А в 1993 году противники Ельцина были разбиты. Независимость президента от его первоначальной политической базы в значительной мере укрепилась. В 1990 году, даже в конце 1992 года я, рядовой депутат, мог подойти и сказать: «Борис Николаевич, по-моему, это и это вы сделали неправильно». Я мог это сделать, и я это делал. Но уже после известных событий Ельцин стал ощущать себя совершенно независимым. Скажем, протесты против чеченской войны, которые до него доводили люди из его окружения, выдвинутые демократическим движением: Сатаров, Батурин, Краснов и другие – все это уходило в песок (это довольно подробно описано в этой книге, которую издали помощники президента,
«Эпоха Ельцина. Очерки политической истории»). Кроме того, выборы, которые проводились в 1993 и 1995 годах, отразили четырехсекторную политическую структуру общества. Это квазицентр, то есть депутаты, которые составляли проельцинскую часть Государственной думы, это коммунистическая квазиоппозиция, это националистическая часть, которую представлял Жириновский, и четвертая часть – демократы.
Достаточно консолидированной силы, которая могла бы выступить с четкой альтернативой Ельцину, не сложилось. Демократы оказались расколоты, не возникло ничего целостного. И власть могла действовать так, как она считала нужным. Самое, конечно, трагическое в событиях, последовавших за 1993 годом, – это чеченская война.
– Правильно ли я понял ваши слова, что в 1993 году демократы составляли лишь небольшую часть победившей коалиции? Скажите, чего хотели другие сторонники Ельцина, входившие в эту коалицию?
– При неопределенном курсе, на который оказывали влияние различные люди, окружавшие Ельцина, единственной объединяющей всех провластной силой было стремление закрепить эту власть и провести реформы. В дальнейшем верх взяли люди, заинтересованные в проведении этих реформ грабительским, несправедливым образом, пренебрегая интересами большинства. Курс постепенно склонялся в ту сторону, которую мы имеем сегодня. Только сейчас мы дошли до геркулесовых столпов, а тогда все это проявлялось лишь отчасти, какие-то первые взбрыки были во внешней политике, какие-то недемократические шаги.
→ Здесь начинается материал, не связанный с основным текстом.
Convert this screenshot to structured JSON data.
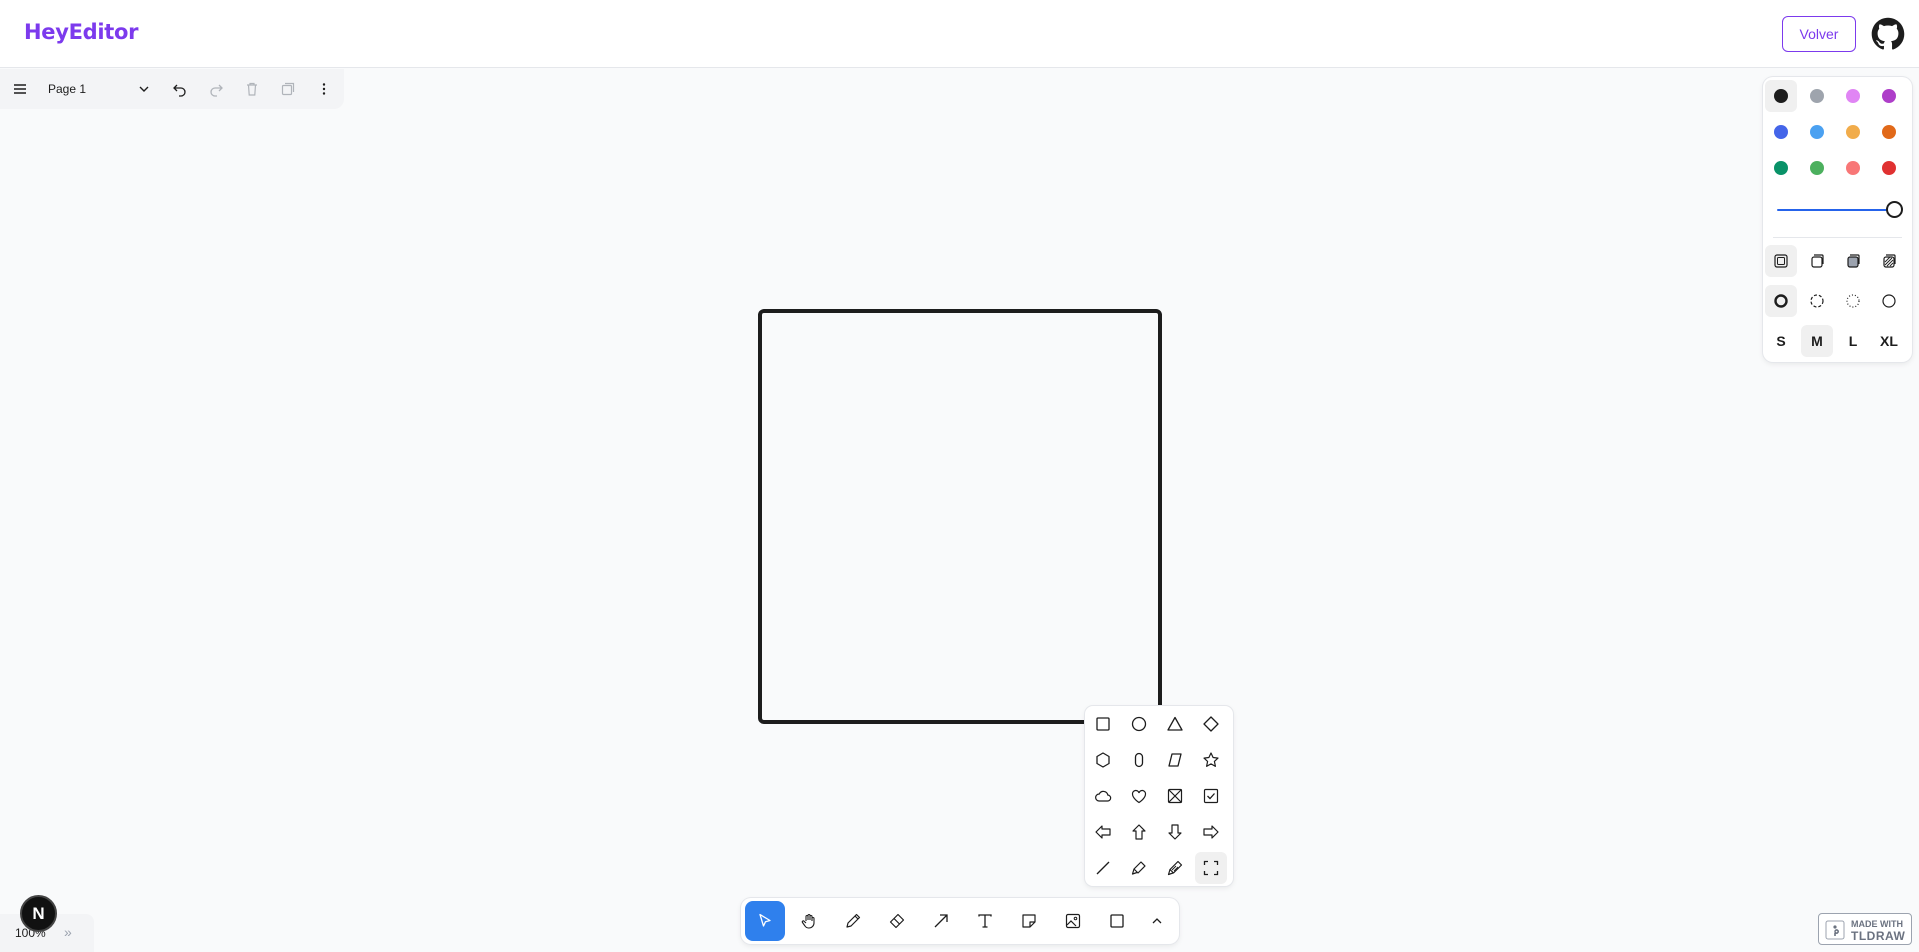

Хотя я должен сказать, что у Бориса Николаевича, при всех его недостатках, были некоторые внутренние запреты. Уж как разнузданно подчас выступали средства массовой информации, некоторые журналисты. Ельцин с его норовом, с его самолюбием, конечно, не мог спокойно к этому отнестись, но он терпел. Это личностная черта. Наверное, сыграла роль его борьба за выживание в партаппарате, борьба с номенклатурой. Борис Николаевич не простой человек, неоднозначный.
– Ваше внутреннее отношение к событиям 1993 года как-то менялось со временем?
– Нет. В своем двухтомнике я подробно описываю, как фракция, к которой я принадлежал – «Согласие ради прогресса», – обсуждала в августе 1993 года намечавшиеся события. Было ясно, что дело идет к взрыву. Мы договорились написать и передать Ельцину письмо, основная идея которого заключалась в рекомендации Ельцину работать в рамках закона и не выходить за пределы Конституции, даже если она ему не нравилась. Это была наша позиция. Другое дело, что мы не успели написать это письмо и не передали его. Но если бы написали и передали, то результат был бы тот же самый.
Со стороны Ельцина было три попытки разгона Съезда. Первый раз это было в декабре 1992 года, второй раз в марте 1993 года. Первую попытку распустить парламент Ельцин предпринял еще на VII Съезде. Это декабрь 1992 года. Помню, как идет заседание нашей фракции, мы собирались за час до открытия Съезда. Приходит человек от Филатова, главы администрации президента, вызывает меня. Я иду. Сергей Александрович говорит: «Сейчас откроется Съезд. Борис Николаевич выступит и скажет, что он больше не может с таким Съездом работать. Пойдите обсудите это на фракции, что вы будете делать». Я возвращаюсь, говорю: так и так. Общее мнение фракции состояло в том, что это очень опасный шаг. Фракция решает отрядить Лукина Владимира Петровича, Павла Алексеевича Медведева и меня к Ельцину, чтобы убедить его этого не делать. Мы бросаемся в зал заседаний, там еще идет приготовление, еще Съезд не открыт, и говорим каким-то охранникам, что исторически важно нам с Борисом Николаевичем встретиться. Нам отвечают, что Бориса Николаевича еще нет. Мы настаиваем – нас не пускают. Я не знаю, был он, или не был, или приехал впритык – не знаю.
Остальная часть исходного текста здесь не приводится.